Sunday, November 16, 2008
19 Mile Brook, Cater Dome trail, October 2007
Another way to look at water in the mountains is to imagine the WMNF as a large filtering and water recharge system, or even a recharge ‘supra-organism’ since it is mostly living, that cleans and revitalizes the water. The White Mountains; the slopes, peaks, valleys, the forests, the trees and plants, the soils, the gravel, the rivers, the boulders in the rivers, gravity, sunlight, the wind, snow, and ice are all intricate parts of a highly efficient water catchment, filtering and recharge and delivery system. 19 Mile Brook (NMB) in the photo above starts high up on the northwest side of Carter Dome and the east side of Wildcat Mountain.
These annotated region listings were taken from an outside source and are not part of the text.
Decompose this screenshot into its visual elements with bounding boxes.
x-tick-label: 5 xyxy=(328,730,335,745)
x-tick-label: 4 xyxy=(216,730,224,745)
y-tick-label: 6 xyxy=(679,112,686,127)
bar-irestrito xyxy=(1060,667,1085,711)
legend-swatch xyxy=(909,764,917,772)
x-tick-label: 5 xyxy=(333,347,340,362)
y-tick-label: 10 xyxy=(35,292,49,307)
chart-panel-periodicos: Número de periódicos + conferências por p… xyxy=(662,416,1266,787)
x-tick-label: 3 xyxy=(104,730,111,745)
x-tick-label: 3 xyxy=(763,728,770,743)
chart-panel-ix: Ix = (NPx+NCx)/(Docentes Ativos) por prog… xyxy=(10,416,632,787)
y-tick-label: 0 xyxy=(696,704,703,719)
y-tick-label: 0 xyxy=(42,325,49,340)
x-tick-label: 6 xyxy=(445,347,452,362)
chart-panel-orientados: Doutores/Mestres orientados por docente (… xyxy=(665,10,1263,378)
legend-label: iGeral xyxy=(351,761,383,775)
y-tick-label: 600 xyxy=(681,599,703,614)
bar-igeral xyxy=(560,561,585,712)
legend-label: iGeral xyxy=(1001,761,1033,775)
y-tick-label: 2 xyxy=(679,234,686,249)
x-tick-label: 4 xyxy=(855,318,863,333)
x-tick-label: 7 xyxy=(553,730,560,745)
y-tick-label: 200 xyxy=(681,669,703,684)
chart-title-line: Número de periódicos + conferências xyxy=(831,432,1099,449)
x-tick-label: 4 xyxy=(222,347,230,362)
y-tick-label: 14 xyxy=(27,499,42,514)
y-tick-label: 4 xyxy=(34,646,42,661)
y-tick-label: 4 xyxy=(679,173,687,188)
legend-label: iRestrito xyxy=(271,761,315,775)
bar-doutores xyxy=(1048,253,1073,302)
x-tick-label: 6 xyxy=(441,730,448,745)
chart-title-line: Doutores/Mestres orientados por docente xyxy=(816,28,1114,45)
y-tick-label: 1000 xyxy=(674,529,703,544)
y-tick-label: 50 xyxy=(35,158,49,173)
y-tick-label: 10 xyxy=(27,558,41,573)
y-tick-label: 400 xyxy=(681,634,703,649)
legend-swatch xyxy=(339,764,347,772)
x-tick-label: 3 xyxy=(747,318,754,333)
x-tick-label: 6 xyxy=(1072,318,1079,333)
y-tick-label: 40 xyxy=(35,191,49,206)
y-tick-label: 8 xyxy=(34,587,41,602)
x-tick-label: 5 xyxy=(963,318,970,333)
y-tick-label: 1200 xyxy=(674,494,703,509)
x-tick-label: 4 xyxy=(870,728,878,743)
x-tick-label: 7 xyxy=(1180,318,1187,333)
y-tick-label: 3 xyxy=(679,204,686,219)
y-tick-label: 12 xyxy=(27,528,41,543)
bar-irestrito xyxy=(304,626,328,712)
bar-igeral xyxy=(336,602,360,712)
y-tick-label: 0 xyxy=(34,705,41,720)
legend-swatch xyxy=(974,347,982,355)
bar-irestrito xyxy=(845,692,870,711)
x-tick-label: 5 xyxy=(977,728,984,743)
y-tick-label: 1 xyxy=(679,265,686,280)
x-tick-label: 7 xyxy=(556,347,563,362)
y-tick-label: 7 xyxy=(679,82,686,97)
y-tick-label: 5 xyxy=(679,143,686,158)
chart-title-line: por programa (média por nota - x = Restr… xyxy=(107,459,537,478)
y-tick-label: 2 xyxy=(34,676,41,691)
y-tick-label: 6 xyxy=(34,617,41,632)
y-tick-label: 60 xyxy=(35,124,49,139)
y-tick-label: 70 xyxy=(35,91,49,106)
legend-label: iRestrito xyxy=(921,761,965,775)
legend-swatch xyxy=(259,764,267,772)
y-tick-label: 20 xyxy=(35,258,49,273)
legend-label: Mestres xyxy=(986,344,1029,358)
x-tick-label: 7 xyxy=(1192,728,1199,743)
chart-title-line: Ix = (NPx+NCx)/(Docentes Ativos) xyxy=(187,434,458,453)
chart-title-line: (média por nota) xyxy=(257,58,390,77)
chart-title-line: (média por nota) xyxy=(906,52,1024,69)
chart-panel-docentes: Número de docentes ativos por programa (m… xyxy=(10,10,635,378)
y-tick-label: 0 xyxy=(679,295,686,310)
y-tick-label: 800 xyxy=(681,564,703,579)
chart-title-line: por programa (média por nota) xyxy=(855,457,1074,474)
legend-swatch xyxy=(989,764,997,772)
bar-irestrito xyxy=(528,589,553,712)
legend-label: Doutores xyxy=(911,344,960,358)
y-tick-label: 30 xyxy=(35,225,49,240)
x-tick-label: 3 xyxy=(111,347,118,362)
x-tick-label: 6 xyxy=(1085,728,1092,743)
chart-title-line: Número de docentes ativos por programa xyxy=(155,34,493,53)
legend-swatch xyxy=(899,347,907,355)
It begins as springs, surface outlets for artesianal, or ground, water. (That’s water that has seeped into the underlying rock strata and is pulled by gravity sideways and downwards. In some cases it begins to ‘leak’ out at a surface point and is called a ‘spring’.) Of course the brook gets fed by rain and plenty of snow. At is tumbles and leaps down the mountain slope by way of V shaped ravines it gets oxygenated. When the leaves of deciduous trees are out and photosynthesizing sunlight the trees drink up enormous quantities of water in the soil and water from available sources like brooks and streams. Water taken up by plants is evaporated (evapo-transpiration), rises as vapor and later returns (condensation) as rain and snow (or sleet, hail, dog, cats, rubber boots, meatballs in one book I read, etc.) This cycle is essential for plants and people. For one thing it creates the atmosphere including the oxygen content that is kind of important for our lungs and blood, and for hiking, skiing, picture taking, etc.